JARVIS helpfully broke into the SHIELD database and popped up a headshot of a twenty-something blond woman, with a note that the connection and voice print matched the agent. "You can't have actually been the thirteenth agent," he figured, based on her apparent age.

"Nobody seemed to want that number, for some reason," she joked. "I've tracked your license plate. It's a rental car, rented to Maya Hansen. Flew into San Diego for a genetics conference two days ago, then canceled her flight back to Miami tonight at approximately the same time Stark was on the news this morning. The car was booked in San Diego so she probably drove up the coast to get to Malibu. Timeline just works out for the drive. She's currently waiting on her rescheduled red eye flight back to Miami from LAX."

"Genetics.

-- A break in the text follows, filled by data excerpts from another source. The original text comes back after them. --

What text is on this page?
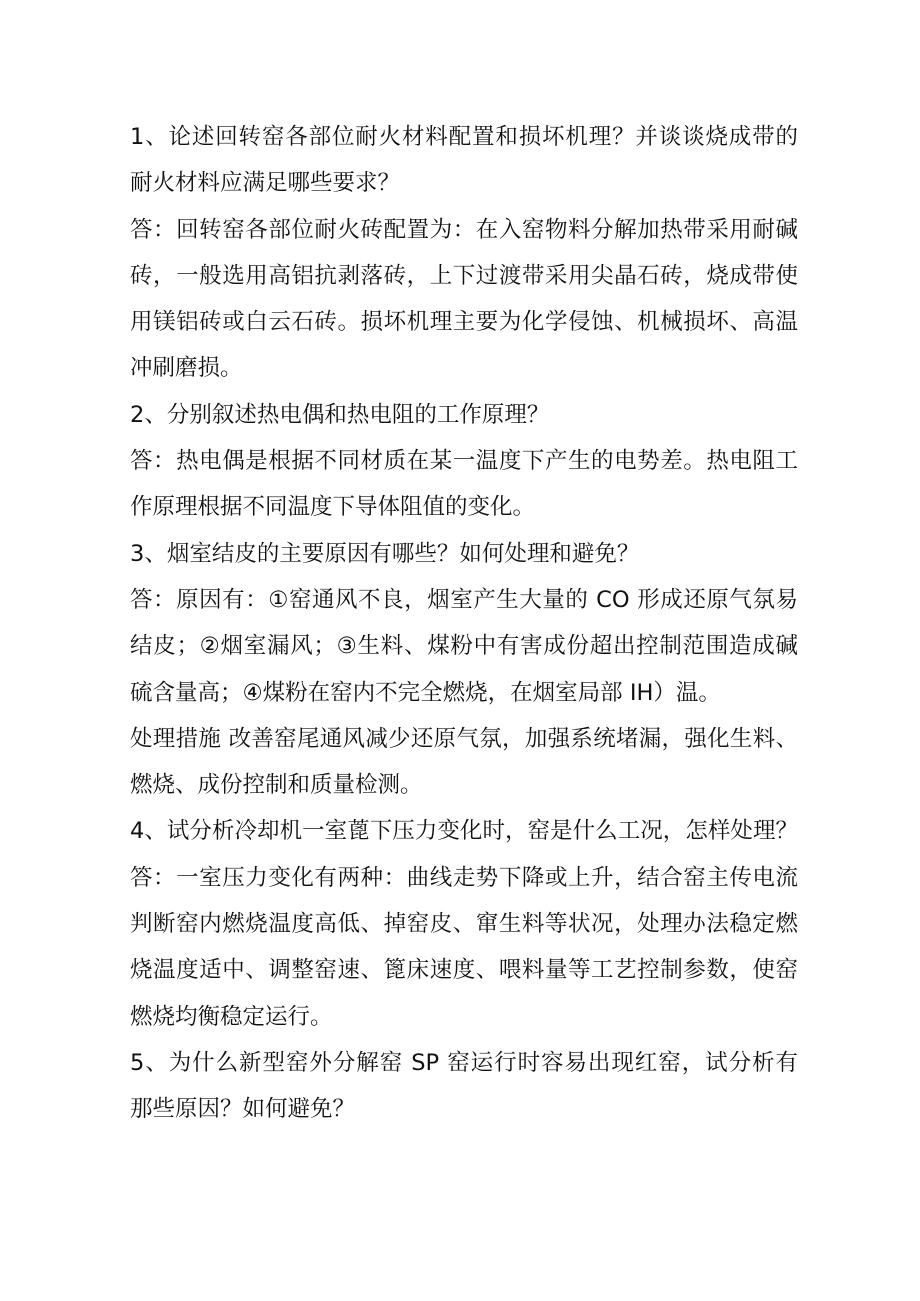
1、论述回转窑各部位耐火材料配置和损坏机理？并谈谈烧成带的
耐火材料应满足哪些要求？
答：回转窑各部位耐火砖配置为：在入窑物料分解加热带采用耐碱
砖，一般选用高铝抗剥落砖，上下过渡带采用尖晶石砖，烧成带使
用镁铝砖或白云石砖。损坏机理主要为化学侵蚀、机械损坏、高温
冲刷磨损。
2、分别叙述热电偶和热电阻的工作原理？
答：热电偶是根据不同材质在某一温度下产生的电势差。热电阻工
作原理根据不同温度下导体阻值的变化。
3、烟室结皮的主要原因有哪些？如何处理和避免？
答：原因有：①窑通风不良，烟室产生大量的 CO 形成还原气氛易
结皮；②烟室漏风；③生料、煤粉中有害成份超出控制范围造成碱
硫含量高；④煤粉在窑内不完全燃烧，在烟室局部 IH）温。
处理措施 改善窑尾通风减少还原气氛，加强系统堵漏，强化生料、
燃烧、成份控制和质量检测。
4、试分析冷却机一室蓖下压力变化时，窑是什么工况，怎样处理？
答：一室压力变化有两种：曲线走势下降或上升，结合窑主传电流
判断窑内燃烧温度高低、掉窑皮、窜生料等状况，处理办法稳定燃
烧温度适中、调整窑速、篦床速度、喂料量等工艺控制参数，使窑
燃烧均衡稳定运行。
5、为什么新型窑外分解窑 SP 窑运行时容易出现红窑，试分析有
那些原因？如何避免？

Old friend of Tony's?" he asked.

"I can't place them as having any known associations, except they both attended a conference in Bern at the end of 1999."

That clicked with what Happy had mentioned about Killian, so he asked, "What about connections to Aldrich Killian?"

"She's employed by AIM in an unspecified but highly-paid role, for over a decade."

"Extra suspicious. Did Au… er… Ms. Potts catch you up on how Killian is involved?"

There was a slight humor in her voice, clearly having detected his almost-slip, as she explained, "That a man working for AIM was behind the Chinese Theater bombing, by causing another man to explode, and that he seemed to have some kind of super powers."

"Right. I think these guys can heal really fast. Heat themselves up to burn other people. Probably super strong, since one flung Happy through the air pretty far. And if they get too hot, they seem to explode. Genetics. Want to bet that AIM is making them?"

"My first Avengers bet," she joked. "Standard five bucks?"

"I'll even go for ten, if that's not too much for a sure thing," he told her. "I feel like they all move and fight like they're military. And there were attack helicopters. How many ex-soldiers does AIM pay?"

"They're a military contractor with preferred hiring for discharged personnel," she explained. "So… I'm finding fifteen that are in their official books. They might have freelancers. They also hire disabled veterans. Most of these people were on medical discharge."

"Can we get more information on those freelancers?"

"Maybe. Part of the reason the higher-ups are staying out of this is it's political. We can help you as an Avenger, but if we start poking into a US military contractor without enough proof…"

"So I'll get proof," he nodded, even though she couldn't see it. "Which, I guess, means talking to Maya Hansen.

"Since this is Avengers business, can you get me Black Widow?"